Alinea’s team and the assistant eventually chatted on Saturday and according to an email screenshot, the team told her that they wouldn’t be able to seat Cora if she showed up at 5 p.m. The assistant, according to Kokonas, told his team that she was worried Cora would show up at that time, and that she was struggling to reach Cora. The Alinea team relayed to her that he’s canceling the 9 p.m. booking. Kokonas wrote that the team proceeded to email Cora summarizing what happened.
On Sunday, Kokonas told Eater Chicago he didn’t like how Cora’s post tagged several industry chefs including David Chang, Thomas Keller, and Dominque Crenn. He said he would have never published a post if Cora left and let it go, even if she acted “disruptive and offensive.”
“I’m particularly sensitive when any customer tries to use social media as a cudgel to get their way. For her to do it in a threatening manner — while her wife tried to video [GM Devin McKinney] as he apologized — is just crazy,” Kokonas wrote via email.
The story, between a well-known celebrity chef and Chicago’s most decorated restaurant, became conversation fodder for chefs and restaurant media in Chicago and across the country. Observers were attempting to decipher what happened. Some local chefs even compared it to the Jussie Smollett case in Chicago, with one chef saying that Cora should have learned that “people will get to the truth.” Others had trouble picking a side. Some wanted more details. Kokonas’s original Medium post included actual emails, but they were removed due to legal concerns.
This Cat Cora/Alinea/Nick Kokonas drama is a level of petty I didn’t know I needed in my life.— subtle cheddar (@shitfoodblogger) March 3, 2019
Imagine trying to pick a side between Cat Cora and Nick Kokonas.— Josh (@jesteinf) March 3, 2019
It looks like the case is all collapsing onto the truth of (3): Did CC’s assistant realize she was accepting a table for Friday, not Saturday? https://t.co/zPRrWiSNJo— Helen Rosner (@hels) March 3, 2019
After Kokonas’s Medium post, Cora deleted her Instagram post. Cora’s wife, Nicole Ehrlich, was with Cora on Saturday at Alinea. Ehrlich on Sunday sent in a statement from Cora.
After a frustrating encounter, the post was originally put up to start a conversation about what hospitality means to people. My wife and I did not like the way The restaurant handled the mistake they made with our reservation. They took their post down, we took our post down. We accomplished what we wanted: A conversation. We wish Grant, who is undeniably one of the most accomplished chefs, only the best.
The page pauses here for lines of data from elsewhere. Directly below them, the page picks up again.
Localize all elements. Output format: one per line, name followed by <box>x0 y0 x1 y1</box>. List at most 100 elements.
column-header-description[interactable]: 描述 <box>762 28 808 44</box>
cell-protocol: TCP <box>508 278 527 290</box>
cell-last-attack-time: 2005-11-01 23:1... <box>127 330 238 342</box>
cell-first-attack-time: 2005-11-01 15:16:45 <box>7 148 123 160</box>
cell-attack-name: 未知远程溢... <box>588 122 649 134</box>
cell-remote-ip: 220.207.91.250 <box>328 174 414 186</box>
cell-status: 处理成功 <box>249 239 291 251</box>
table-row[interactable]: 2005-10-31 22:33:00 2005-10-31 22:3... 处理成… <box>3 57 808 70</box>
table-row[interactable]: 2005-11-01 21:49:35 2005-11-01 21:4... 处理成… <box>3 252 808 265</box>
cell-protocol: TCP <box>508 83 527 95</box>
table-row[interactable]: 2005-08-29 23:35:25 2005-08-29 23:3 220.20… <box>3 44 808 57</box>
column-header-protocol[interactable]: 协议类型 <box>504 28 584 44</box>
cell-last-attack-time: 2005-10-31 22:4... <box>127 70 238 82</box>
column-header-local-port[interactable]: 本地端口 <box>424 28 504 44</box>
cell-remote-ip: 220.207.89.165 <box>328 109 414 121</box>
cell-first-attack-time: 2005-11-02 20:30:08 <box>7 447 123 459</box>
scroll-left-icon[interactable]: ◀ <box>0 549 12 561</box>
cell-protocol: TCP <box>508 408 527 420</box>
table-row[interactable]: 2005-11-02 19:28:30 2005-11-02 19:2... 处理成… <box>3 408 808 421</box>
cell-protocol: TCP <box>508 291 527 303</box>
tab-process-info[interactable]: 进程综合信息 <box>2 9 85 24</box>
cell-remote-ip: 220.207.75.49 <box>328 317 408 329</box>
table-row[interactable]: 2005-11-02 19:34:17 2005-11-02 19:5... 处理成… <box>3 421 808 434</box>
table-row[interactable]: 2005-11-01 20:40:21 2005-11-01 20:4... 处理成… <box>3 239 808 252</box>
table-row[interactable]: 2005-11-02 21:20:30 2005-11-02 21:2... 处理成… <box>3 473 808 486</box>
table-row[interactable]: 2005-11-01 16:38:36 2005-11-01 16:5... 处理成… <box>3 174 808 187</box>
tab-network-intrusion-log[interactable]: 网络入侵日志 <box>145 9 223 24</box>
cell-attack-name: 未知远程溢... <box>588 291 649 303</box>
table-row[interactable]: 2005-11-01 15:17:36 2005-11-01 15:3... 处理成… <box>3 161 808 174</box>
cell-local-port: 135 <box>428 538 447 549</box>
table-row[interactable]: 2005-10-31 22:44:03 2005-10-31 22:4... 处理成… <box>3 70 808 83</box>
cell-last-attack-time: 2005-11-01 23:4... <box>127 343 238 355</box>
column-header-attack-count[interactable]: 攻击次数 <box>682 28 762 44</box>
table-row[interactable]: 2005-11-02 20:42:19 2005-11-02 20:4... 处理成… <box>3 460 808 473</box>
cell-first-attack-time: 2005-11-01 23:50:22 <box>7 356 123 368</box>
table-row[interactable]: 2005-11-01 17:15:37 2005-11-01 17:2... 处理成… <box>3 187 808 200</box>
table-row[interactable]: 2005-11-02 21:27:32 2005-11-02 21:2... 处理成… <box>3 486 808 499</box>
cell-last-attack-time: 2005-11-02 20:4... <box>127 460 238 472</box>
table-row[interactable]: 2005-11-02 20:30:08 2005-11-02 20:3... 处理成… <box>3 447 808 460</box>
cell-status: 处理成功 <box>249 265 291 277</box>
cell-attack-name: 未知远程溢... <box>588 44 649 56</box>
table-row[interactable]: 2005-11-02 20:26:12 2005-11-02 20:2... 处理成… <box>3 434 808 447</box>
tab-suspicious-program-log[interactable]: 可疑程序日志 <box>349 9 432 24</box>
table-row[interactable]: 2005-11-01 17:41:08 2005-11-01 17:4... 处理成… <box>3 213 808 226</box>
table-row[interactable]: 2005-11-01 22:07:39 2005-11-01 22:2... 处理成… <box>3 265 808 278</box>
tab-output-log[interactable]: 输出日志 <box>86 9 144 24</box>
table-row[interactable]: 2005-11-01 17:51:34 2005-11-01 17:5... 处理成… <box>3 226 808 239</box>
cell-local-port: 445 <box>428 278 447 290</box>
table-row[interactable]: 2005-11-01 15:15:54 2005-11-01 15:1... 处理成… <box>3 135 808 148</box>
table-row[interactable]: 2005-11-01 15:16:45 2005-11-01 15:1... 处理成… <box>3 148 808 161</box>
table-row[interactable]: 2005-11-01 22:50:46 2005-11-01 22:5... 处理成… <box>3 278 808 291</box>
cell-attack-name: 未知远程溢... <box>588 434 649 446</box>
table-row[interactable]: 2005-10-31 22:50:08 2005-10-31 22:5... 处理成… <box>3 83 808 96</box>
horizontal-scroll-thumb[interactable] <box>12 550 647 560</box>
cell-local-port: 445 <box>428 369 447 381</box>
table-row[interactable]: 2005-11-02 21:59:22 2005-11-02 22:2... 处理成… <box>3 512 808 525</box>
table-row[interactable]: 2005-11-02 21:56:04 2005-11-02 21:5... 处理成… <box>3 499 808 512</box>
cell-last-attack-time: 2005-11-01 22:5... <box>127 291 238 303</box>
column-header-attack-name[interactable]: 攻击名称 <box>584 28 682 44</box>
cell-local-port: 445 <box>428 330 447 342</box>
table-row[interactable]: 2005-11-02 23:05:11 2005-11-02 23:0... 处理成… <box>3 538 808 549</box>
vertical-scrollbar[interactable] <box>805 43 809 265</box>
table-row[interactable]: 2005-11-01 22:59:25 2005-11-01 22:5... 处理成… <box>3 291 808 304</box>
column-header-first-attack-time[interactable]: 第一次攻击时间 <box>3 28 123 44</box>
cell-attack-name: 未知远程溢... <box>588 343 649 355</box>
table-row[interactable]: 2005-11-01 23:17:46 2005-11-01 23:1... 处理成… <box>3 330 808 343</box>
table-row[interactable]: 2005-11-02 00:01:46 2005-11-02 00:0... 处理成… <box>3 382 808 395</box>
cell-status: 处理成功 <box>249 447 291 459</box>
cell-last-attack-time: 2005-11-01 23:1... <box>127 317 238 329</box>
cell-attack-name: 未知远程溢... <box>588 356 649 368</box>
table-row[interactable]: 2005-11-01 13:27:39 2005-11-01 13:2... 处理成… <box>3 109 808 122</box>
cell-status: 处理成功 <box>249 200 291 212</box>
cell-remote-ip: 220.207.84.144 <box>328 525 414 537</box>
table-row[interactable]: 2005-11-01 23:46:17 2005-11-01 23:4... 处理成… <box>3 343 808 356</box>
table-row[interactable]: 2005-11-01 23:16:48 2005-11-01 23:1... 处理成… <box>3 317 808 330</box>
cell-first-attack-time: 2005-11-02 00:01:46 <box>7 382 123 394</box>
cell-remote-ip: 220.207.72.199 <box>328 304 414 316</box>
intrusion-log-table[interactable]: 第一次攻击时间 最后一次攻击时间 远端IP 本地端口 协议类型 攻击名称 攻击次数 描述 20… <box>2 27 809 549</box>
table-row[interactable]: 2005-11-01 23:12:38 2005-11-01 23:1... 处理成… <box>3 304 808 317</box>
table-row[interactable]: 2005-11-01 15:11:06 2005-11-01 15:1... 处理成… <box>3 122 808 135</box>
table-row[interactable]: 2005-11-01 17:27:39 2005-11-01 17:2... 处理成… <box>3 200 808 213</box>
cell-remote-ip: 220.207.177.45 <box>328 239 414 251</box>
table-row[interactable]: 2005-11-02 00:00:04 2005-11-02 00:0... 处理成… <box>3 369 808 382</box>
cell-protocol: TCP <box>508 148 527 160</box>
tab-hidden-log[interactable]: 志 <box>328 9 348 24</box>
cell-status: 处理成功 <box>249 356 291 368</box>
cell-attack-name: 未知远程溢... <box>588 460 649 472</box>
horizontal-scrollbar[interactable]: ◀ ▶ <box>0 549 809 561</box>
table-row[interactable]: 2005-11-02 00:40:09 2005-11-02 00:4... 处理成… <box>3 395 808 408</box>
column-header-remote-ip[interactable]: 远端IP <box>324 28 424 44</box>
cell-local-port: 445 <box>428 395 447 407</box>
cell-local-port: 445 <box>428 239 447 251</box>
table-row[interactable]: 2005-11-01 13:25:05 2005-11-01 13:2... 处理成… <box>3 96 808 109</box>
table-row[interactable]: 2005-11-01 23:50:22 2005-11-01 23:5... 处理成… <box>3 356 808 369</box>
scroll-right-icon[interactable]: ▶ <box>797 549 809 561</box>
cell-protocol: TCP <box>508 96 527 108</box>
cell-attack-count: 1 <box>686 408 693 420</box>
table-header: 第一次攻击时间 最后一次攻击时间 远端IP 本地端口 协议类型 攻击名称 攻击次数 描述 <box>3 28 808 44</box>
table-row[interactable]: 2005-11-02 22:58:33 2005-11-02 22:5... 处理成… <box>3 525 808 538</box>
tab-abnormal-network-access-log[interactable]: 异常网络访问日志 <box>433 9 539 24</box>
We always try to support local restaurants and chefs where-ever we go and will continue to do so.
Kokonas isn’t one to shy away from spotlight as earlier this year he criticized the spread offered to the national champion Clemson football team at the White House. Meanwhile, it’s another zany chapter for fine dining leaving many to wonder if this was just a mix up of days between Alinea and the assistant leading to social media material. Some preferred the climate of five years ago when crying infants were what Alinea was worrying about.